Purpose in exile

Gods divine agenda for His people as individuals and as a collective, unravels everyday. If we believe and confess that the steps of the righteous are ordered by the Lord, we also admit to being His followers, being aware of every inkling and leading from within, so that we can move “in step with the Spirit”.

Over the years of walking with God, a harsh truth I’ve come into understanding of is that Gods divine agenda isn’t only about the big bold steps as we like to note. It trickles down to the little minute inklings and leadings even with our will, desires and emotions. I’ve come to understand that our compassion must also be in line with Gods compassion, we can’t be praying for respite where God is wanting to build endurance. We can’t be praying for provision when God is wanting to teach prudence.

It’s a hard truth I’ve had to learn, that when we feel for people, we cannot love them more than God loves them, and so, must love them as God desires to show His love.

I came across a perfect example that could drive this home only this weekend. It’s always been a theoretical understanding in my heart, but this example drives home the practical implications.

From the start of the prophets, from prophet Amos and prophet Isaiah, God had spoken of the outcome that awaited Israel. God had said that they will end up in exile because of the reprobate mind they had given themselves to. Each time God spoke of this expected end, He also spoke of His promised restoration, which involved the judgement of the nations that have Israel under their yoke, and the return of the people to their land after the years in exile.

It was probably a tough decision God came to after He realised that the hearts of His chosen possession had been so corrupted with idol worship, and only the megaphone of pain in the valley, was going to prune their hearts and help them remember their first love.

So from the inception of this prophecy of exile, God told them not to resist, but to submit to Babylon when the time came, the only promised restoration was actually to the people who went into exile. Important to know that God very clearly told the prophets that those who stayed in Israel after Babylon overpowered Israel will not be spared. God is quoted saying they will be destroyed by war, famine or disease.

So we see that Gods divine agenda for Israel at this point in history was to be in exile. Hard to fathom but the reality.

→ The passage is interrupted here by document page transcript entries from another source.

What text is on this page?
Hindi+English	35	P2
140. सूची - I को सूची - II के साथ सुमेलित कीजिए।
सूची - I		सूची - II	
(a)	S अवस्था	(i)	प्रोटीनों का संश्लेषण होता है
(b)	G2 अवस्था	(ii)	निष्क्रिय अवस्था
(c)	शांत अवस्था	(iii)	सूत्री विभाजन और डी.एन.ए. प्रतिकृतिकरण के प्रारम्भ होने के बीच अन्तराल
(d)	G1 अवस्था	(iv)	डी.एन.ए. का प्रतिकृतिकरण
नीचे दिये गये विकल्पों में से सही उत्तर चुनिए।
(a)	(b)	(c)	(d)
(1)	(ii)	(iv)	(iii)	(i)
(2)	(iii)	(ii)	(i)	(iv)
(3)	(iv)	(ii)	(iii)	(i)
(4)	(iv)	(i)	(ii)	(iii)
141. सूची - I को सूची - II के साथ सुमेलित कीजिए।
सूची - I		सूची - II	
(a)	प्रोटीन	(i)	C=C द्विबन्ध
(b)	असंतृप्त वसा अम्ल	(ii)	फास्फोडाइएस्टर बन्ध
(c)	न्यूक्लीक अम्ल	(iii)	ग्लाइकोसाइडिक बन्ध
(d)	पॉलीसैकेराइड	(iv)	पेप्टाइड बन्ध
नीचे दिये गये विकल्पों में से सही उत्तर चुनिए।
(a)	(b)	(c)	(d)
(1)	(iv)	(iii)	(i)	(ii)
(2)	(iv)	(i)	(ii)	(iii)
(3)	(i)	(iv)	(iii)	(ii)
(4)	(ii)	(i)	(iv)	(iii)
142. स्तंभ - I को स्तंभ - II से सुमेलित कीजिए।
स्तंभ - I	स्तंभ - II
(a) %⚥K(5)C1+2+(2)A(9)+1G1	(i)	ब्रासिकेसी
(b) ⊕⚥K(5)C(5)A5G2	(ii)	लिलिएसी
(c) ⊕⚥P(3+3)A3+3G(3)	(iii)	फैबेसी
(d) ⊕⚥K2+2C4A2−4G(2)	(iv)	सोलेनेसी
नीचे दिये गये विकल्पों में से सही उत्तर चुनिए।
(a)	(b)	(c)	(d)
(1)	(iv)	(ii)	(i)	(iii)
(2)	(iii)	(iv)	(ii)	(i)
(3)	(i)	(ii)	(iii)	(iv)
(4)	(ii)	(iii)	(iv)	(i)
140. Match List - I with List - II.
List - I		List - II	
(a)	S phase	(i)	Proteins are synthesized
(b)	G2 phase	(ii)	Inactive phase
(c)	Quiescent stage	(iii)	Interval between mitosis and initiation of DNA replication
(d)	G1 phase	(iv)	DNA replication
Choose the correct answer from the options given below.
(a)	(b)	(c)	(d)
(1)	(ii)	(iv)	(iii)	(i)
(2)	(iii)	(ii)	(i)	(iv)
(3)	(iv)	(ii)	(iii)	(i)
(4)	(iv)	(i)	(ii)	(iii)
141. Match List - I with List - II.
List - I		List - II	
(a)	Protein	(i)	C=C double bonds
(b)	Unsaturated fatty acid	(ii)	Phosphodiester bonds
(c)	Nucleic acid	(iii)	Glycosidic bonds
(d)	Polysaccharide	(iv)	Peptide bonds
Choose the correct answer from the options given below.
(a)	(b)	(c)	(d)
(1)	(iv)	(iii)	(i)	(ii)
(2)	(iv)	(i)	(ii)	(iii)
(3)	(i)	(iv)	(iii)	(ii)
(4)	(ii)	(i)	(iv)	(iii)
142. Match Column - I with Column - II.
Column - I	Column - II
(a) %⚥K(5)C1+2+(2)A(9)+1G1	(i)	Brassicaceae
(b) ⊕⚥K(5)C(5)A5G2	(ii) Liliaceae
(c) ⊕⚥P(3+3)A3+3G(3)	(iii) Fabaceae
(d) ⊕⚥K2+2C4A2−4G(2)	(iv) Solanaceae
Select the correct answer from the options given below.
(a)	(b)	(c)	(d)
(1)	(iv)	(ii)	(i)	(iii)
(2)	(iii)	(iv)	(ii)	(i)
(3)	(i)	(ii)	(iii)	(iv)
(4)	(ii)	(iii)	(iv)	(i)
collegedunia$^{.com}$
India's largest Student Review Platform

Later in Jeremiah 29, we’ll read Gods instruction to Jeremiah about a new king; “But this is what the Lord says about the king who sits on David’s throne and all those still living here in Jerusalem—your relatives who were not exiled to Babylon. This is what the Lord of Heaven’s Armies says: “I will send war, famine, and disease upon them and make them like bad figs, too rotten to eat.
‭‭Jeremiah‬ ‭29‬:‭16‬-‭17‬ ‭

It’s in same chapter the very popular verse we quote comes from “for I know the plans I have for you…”. Those plans weren’t all rosy as we like to think when we quote it, but regardless of what the plans looked like, it was guaranteed to bring them to an expected end (Gods own desired end).

There was something God wanted to achieve with the hearts of the Israelites through exile, and so the ones who weren’t exiled hadn’t learnt what God wanted to teach them, so God had to remove them before the return of the children of Israel to avoid further corruption.

The compassion of some prophets in same time as Jeremiah was to assure the Israelites that exile was not Gods plan for them and that they should pray and resist and avert it, but I fact it was Gods plan.

Anyone abreast with Gods plan at that time would have advised the Israelites to pray for grace for the period in exile, and not for power to resist exile or escape it.

Also to say that the different waters we go through in life actually make us and if we keep avoiding and resisting the waters, we actually remain unfit for Gods use and disobedient to His divine agenda. Exile was a making water for Israel. It didn’t have to be, but it had to be because of the hardness of their heart.

God agenda for those who remained instead of going to exile was to make them like bad figs, who were too rotten to eat.

I found my heart earnestly praying that we always align ourselves with heavens agenda, even at the cost of our convenience. Because in this story, It was Gods desire to preserve a remnant only by those exiled. So any attempt to resist the invasion was actually counter to Gods plan.

My prayer is that we not plan to stay in places God desires we move from and that our totality (will, emotion, desires and compassion) are in line with Gods own and not contrary to it.